Banjir dan masalah lingkungan yang terus melanda Kota Semarang tidak dapat dilepaskan dari pertambahan penduduk yang terus berlangsung sepanjang tahun. Secara umum yang dapat dicatat BPS Kota Semarang (tahun 2003- 2007) adalah, bahwa selama kurun waktu tahun 2002 sampai dengan tahun 2006, penduduk yang datang di Kota Semarang berturut-turut adalah 34.270 orang pada tahun 2002, selanjutnya 37.063 orang (tahun 2003), 35.105 orang (tahun 2004), 30.910 orang (tahun 2005), dan 42.714 orang pada tahun 2006. Sedangkan 5 kecamatan yang tergolong padat, juga kedatangan penduduk yang cukup banyak pada tahun 2006. Lima kecamatan itu adalah Banyumanik yang kedatangan 4.128 orang, Kecamatan Tembalang 4.136 orang, Kecamatan Pedurungan 6.209 orang, Kecamatan Semarang Barat 4.002 orang dan Kecamatan Ngaliyan 4.059 (Wawasan, 13/01/09). Salah satu penyebab dari peningkatan jumlah penduduk yang ada di semarang yaitu karena semarang terdapat universitas-universitas yang cukup ternama sehingga menjadi bidikan calon mahasiswa baru di seluruh penjuru Indonesia, misalnya Universitas Negeri semarang ataupun IAIN Semarang dan IKIP PGRI Semarang. Sehingga banyak para pendatang yang memadati Semarang.
Namun secara teoritis keilmuan,
adapun lima potensi banjir di Semarang menurut Pramono SS (2002) adalah sebagai
berikut :
1. karakteristik geografi, Kota
Semarang memiliki daerah-daerah potensi banjir, karena adanya perbedaan tinggi
dataran antara wilayah utara dan ilayah selatan. Kondisi ini terjadi karena
adanya banjir kiriman dari wilayah selatan Kota Semarang dan kabupaten
Semarang.
2. adanya perubahan pemanfaatan lahan
dari hutan karet menjadi perumahan di wilayah kecamatan Mijen memperbesar
kerusakan di daerah tersebut. Akibatnya jumlah air hujan yang mengalir ke
wilayah Ngaliyan menjadi bertambah dan membuat daerah tersebut terkena musibah
banjir; padahal sebelumnya di daerah tersebut belum pernah terkena banjir.

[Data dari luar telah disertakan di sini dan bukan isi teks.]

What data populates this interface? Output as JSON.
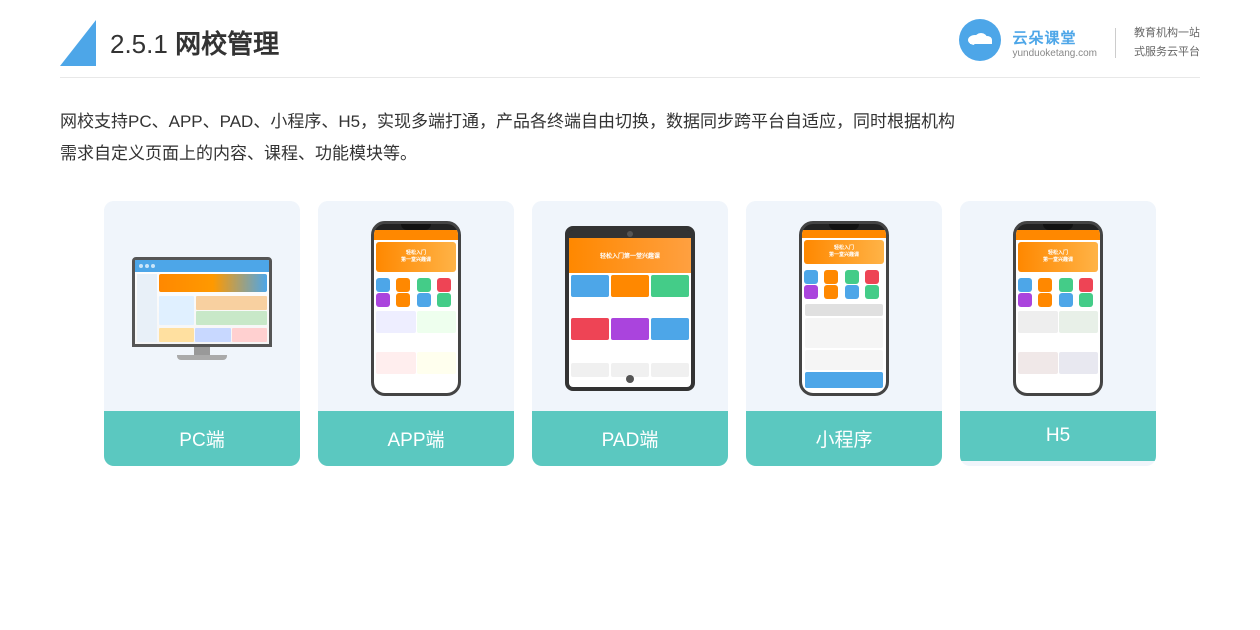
{
  "header": {
    "title_prefix": "2.5.1 ",
    "title_main": "网校管理",
    "logo_site": "yunduoketang.com",
    "logo_slogan_line1": "教育机构一站",
    "logo_slogan_line2": "式服务云平台"
  },
  "description": {
    "text_line1": "网校支持PC、APP、PAD、小程序、H5，实现多端打通，产品各终端自由切换，数据同步跨平台自适应，同时根据机构",
    "text_line2": "需求自定义页面上的内容、课程、功能模块等。"
  },
  "cards": [
    {
      "id": "pc",
      "label": "PC端"
    },
    {
      "id": "app",
      "label": "APP端"
    },
    {
      "id": "pad",
      "label": "PAD端"
    },
    {
      "id": "miniapp",
      "label": "小程序"
    },
    {
      "id": "h5",
      "label": "H5"
    }
  ],
  "colors": {
    "card_label_bg": "#5bc8c0",
    "card_bg": "#eef3f9",
    "accent_blue": "#4da6e8",
    "accent_orange": "#ff8c00"
  }
}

Selain penggundulan hutan, perubahan fungsi lahan yang terjadi di wilayah
Kabupaten Semarang dari areal pertanian menjadi areal perumahan baru. Penyebab
lain, banyak sungai yang berhulu di daerah Kabupaten Semarang melewati Kota
Semarang.
3. adanya pengeprasan bukit di beberapa
tempat mengakibatkan perubahan pola aliran air, erosi, dan mempertinggi
kecepatan air, sehingga membebani pengairan.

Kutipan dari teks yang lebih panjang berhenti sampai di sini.